I've always liked Judy Miller. I have often wondered what Waugh or Thackeray would have made of the Fourth Estate's Becky Sharp.

The traits she has that drive many reporters at The Times crazy - her tropism toward powerful men, her frantic intensity and her peculiar mixture of hard work and hauteur - have never bothered me. I enjoy operatic types.

Once when I was covering the first Bush White House, I was in The Times's seat in the crowded White House press room, listening to an administration official's background briefing. Judy had moved on from her tempestuous tenure as a Washington editor to be a reporter based in New York, but she showed up at this national security affairs briefing.

At first she leaned against the wall near where I was sitting, but I noticed that she seemed agitated about something. Midway through the briefing, she came over and whispered to me, "I think I should be sitting in the Times seat."

It was such an outrageous move, I could only laugh. I got up and stood in the back of the room, while Judy claimed what she felt was her rightful power perch.

She never knew when to quit. That was her talent and her flaw. Sorely in need of a tight editorial leash, she was kept on no leash at all, and that has hurt this paper and its trust with readers. She more than earned her sobriquet "Miss Run Amok."

Judy's stories about W.M.D. fit too perfectly with the White House's case for war. She was close to Ahmad Chalabi, the con man who was conning the neocons to knock out Saddam so he could get his hands on Iraq, and I worried that she was playing a leading role in the dangerous echo chamber that Senator Bob Graham, now retired, dubbed "incestuous amplification." Using Iraqi defectors and exiles, Mr. Chalabi planted bogus stories with Judy and other credulous journalists.

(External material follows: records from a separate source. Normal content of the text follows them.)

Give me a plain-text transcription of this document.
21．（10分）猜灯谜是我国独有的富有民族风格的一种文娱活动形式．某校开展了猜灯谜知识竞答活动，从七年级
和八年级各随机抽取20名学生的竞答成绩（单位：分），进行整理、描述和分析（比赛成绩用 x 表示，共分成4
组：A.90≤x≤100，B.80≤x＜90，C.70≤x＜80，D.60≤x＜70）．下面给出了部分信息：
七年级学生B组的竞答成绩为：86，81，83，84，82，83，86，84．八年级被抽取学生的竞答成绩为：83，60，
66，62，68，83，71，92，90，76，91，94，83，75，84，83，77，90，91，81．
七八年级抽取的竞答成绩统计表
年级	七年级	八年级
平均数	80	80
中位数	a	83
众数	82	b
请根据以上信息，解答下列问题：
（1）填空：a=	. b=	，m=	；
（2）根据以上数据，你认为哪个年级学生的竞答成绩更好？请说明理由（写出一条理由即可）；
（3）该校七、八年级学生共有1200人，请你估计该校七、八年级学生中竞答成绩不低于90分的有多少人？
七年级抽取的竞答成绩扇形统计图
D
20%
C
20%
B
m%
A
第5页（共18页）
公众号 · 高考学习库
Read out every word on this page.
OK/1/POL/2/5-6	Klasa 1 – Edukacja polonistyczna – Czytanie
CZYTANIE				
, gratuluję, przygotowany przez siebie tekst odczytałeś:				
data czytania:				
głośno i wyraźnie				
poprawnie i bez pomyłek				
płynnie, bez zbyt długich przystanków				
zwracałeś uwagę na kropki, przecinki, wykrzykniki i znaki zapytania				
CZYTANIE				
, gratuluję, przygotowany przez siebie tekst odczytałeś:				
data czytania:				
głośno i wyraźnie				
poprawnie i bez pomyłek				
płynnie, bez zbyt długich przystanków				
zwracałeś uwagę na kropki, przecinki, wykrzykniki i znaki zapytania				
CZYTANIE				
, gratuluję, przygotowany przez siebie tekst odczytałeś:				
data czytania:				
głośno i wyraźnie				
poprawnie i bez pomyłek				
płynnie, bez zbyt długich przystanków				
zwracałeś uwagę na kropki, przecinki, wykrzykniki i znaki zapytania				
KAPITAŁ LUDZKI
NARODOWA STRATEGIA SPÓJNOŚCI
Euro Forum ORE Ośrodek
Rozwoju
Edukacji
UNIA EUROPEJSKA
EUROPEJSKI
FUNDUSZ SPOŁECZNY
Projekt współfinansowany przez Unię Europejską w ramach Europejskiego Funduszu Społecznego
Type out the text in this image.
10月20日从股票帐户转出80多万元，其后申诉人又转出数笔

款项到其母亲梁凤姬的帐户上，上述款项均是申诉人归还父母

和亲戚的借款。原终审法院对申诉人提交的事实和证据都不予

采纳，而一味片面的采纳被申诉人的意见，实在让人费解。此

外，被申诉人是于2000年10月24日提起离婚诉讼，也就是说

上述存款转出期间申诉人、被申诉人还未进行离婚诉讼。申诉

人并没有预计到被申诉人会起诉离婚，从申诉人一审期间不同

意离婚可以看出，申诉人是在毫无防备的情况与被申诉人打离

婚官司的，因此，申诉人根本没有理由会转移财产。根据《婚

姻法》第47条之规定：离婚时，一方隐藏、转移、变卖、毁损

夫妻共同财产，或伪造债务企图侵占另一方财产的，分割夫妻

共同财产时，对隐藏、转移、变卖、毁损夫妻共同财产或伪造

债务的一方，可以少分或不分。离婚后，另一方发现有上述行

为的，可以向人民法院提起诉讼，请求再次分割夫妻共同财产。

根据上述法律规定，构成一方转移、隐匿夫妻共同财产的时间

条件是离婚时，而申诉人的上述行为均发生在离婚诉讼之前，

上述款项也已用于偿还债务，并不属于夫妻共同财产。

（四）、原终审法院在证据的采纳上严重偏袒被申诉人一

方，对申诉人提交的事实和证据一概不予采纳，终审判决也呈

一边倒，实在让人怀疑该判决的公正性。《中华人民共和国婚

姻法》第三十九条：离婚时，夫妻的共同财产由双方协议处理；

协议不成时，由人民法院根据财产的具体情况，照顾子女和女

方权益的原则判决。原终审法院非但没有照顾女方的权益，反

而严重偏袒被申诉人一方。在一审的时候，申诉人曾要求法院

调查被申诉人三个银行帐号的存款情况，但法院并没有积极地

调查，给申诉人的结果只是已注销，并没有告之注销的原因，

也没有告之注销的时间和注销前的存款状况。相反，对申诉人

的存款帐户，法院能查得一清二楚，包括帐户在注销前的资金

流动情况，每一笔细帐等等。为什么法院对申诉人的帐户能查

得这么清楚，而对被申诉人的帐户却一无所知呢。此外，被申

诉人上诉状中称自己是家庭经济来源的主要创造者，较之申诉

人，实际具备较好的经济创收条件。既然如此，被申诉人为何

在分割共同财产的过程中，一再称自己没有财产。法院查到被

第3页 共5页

Even last April, when I wrote a column critical of Mr. Chalabi, she fired off e-mail to me defending him.

When Bill Keller became executive editor in the summer of 2003, he barred Judy from covering Iraq and W.M.D. issues. But he acknowledged in The Times's Sunday story about Judy's role in the Plame leak case that she had kept "drifting" back. Why did nobody stop this drift?

Judy admitted in the story that she "got it totally wrong" about W.M.D. "If your sources are wrong," she said, "you are wrong." But investigative reporting is not stenography.

The Times's story and Judy's own first-person account had the unfortunate effect of raising more questions. As Bill said yesterday in an e-mail note to the staff, Judy seemed to have "misled" the Washington bureau chief, Phil Taubman, about the extent of her involvement in the Valerie Plame leak case.

She casually revealed that she had agreed to identify her source, Scooter Libby, Dick Cheney's chief of staff, as a "former Hill staffer" because he had once worked on Capitol Hill. The implication was that this bit of deception was a common practice for reporters. It isn't.

She said that she had wanted to write about the Wilson-Plame matter, but that her editor would not allow it. But Managing Editor Jill Abramson, then the Washington bureau chief, denied this, saying that Judy had never broached the subject with her.

It also doesn't seem credible that Judy wouldn't remember a Marvel comics name like "Valerie Flame." Nor does it seem credible that she doesn't know how the name got into her notebook and that, as she wrote, she "did not believe the name came from Mr. Libby."

An Associated Press story yesterday reported that Judy had coughed up the details of an earlier meeting with Mr. Libby only after prosecutors confronted her with a visitor log showing that she had met with him on June 23, 2003. This cagey confusion is what makes people wonder whether her stint in the Alexandria jail was in part a career rehabilitation project.

Judy refused to answer a lot of questions put to her by Times reporters, or show the notes that she shared with the grand jury. I admire Arthur Sulzberger Jr. and Bill Keller for aggressively backing reporters in the cross hairs of a prosecutor. But before turning Judy's case into a First Amendment battle, they should have nailed her to a chair and extracted the entire story of her escapade.

Judy told The Times that she plans to write a book and intends to return to the newsroom, hoping to cover "the same thing I've always covered - threats to our country." If that were to happen, the institution most in danger would be the newspaper in your hands.